Judge Refuses to Toss Suit Against Columbia Dredgingby Associated Press
Spokesman Review, August 9, 2000
Opponents claim NMFS erred in approving plan to deepen channel
ASTORIA, Ore. -- A federal judge has rejected a motion to dismiss a lawsuit environmentalists filed to block plans to deepen the Columbia River channel so bigger ships can get into Portland.
U.S. District Judge Barbara Rothstein in Seattle also denied a government request to move the lawsuit against the National Marine Fisheries Service from Seattle to Portland.
"It's a victory in a skirmish," said Peter Huhtala, executive director of Astoria-based Columbia Deepening Opposition Group. "It's a bit of a break."
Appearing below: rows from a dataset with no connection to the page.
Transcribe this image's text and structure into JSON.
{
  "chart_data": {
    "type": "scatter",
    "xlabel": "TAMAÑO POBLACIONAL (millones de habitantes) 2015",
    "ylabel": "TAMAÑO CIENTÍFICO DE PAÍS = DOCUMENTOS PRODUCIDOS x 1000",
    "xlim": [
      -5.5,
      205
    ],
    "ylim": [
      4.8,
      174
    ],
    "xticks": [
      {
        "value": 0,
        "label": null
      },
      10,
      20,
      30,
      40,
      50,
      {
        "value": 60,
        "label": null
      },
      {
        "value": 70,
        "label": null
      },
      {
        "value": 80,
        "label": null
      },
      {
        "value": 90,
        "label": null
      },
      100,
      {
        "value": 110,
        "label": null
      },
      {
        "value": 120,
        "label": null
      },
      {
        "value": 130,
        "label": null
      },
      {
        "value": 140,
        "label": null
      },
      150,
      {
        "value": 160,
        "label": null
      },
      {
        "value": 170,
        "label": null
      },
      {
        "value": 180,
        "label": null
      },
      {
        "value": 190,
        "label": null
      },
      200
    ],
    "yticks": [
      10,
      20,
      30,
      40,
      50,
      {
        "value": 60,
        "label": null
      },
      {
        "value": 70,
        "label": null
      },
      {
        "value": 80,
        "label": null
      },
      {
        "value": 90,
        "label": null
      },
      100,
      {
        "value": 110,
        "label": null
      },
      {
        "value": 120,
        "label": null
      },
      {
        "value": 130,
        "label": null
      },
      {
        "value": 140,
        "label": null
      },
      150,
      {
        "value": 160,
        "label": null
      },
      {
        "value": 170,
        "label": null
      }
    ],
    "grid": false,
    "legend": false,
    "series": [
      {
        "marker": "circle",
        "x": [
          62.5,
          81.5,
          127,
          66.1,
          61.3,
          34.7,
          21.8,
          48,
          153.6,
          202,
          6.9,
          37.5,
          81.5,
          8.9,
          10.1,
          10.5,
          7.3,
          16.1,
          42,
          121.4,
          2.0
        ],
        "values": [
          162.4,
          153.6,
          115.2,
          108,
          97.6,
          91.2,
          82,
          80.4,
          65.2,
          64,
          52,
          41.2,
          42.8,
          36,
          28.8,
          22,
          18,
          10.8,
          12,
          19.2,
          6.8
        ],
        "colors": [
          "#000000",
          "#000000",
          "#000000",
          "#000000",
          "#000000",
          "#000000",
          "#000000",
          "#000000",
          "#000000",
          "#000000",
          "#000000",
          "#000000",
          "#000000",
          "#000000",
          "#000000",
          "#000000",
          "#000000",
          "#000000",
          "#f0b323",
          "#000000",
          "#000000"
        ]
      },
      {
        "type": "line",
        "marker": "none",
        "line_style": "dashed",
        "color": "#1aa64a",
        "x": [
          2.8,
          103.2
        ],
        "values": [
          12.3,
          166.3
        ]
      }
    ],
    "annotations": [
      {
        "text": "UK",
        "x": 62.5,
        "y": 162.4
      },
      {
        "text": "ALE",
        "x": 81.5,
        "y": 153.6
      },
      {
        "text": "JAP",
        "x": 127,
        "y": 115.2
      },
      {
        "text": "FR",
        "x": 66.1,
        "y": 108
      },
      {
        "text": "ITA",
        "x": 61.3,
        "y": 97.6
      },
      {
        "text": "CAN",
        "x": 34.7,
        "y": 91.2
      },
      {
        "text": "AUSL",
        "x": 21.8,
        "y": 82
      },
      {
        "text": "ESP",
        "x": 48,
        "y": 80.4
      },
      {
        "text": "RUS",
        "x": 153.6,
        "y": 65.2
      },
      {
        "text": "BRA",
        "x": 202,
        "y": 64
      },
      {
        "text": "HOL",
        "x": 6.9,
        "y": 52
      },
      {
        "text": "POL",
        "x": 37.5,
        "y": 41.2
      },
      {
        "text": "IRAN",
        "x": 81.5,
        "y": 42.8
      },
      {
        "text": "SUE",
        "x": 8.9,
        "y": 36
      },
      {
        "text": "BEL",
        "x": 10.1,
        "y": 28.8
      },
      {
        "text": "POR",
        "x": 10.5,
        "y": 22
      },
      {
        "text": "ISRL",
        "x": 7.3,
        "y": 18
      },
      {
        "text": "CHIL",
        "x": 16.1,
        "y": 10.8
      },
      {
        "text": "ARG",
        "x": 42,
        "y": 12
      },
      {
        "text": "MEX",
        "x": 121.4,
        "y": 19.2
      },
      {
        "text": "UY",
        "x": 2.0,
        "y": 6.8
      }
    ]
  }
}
Representing NMFS in the lawsuit, the U.S. Department of Justice had asked Rothstein to throw out the complaint because the Army Corps of Engineers has yet to issue a final decision about deepening the channel.
Environmental groups are suing NMFS in federal court, claiming the fisheries agency botched its ruling to approve the $196 million channel deepening project.
In a "biological opinion" completed late last year, the agency said the project complied with the federal Endangered Species Act.
NMFS approved the channel deepening with the condition that the Corps of Engineers take sweeping measures to restore salmon habitat after the work is completed.
In February, several environmental groups sued NMFS for failing to protect salmon or sensitive habitat. The lawsuit asks the court to order NMFS to throw out its biological opinion and conduct another.
If the court forces NMFS to withdraw its biological opinion, the corps cannot move forward until another opinion is completed.
Astoria-based Salmon For All and Columbia Riverkeeper recently filed documents asking to join the lawsuit. Huhtala is a Columbia Riverkeeper board member.
"Hopefully we'll be able to hold the National Marine Fisheries Service's feet to the fire," Huhtala said.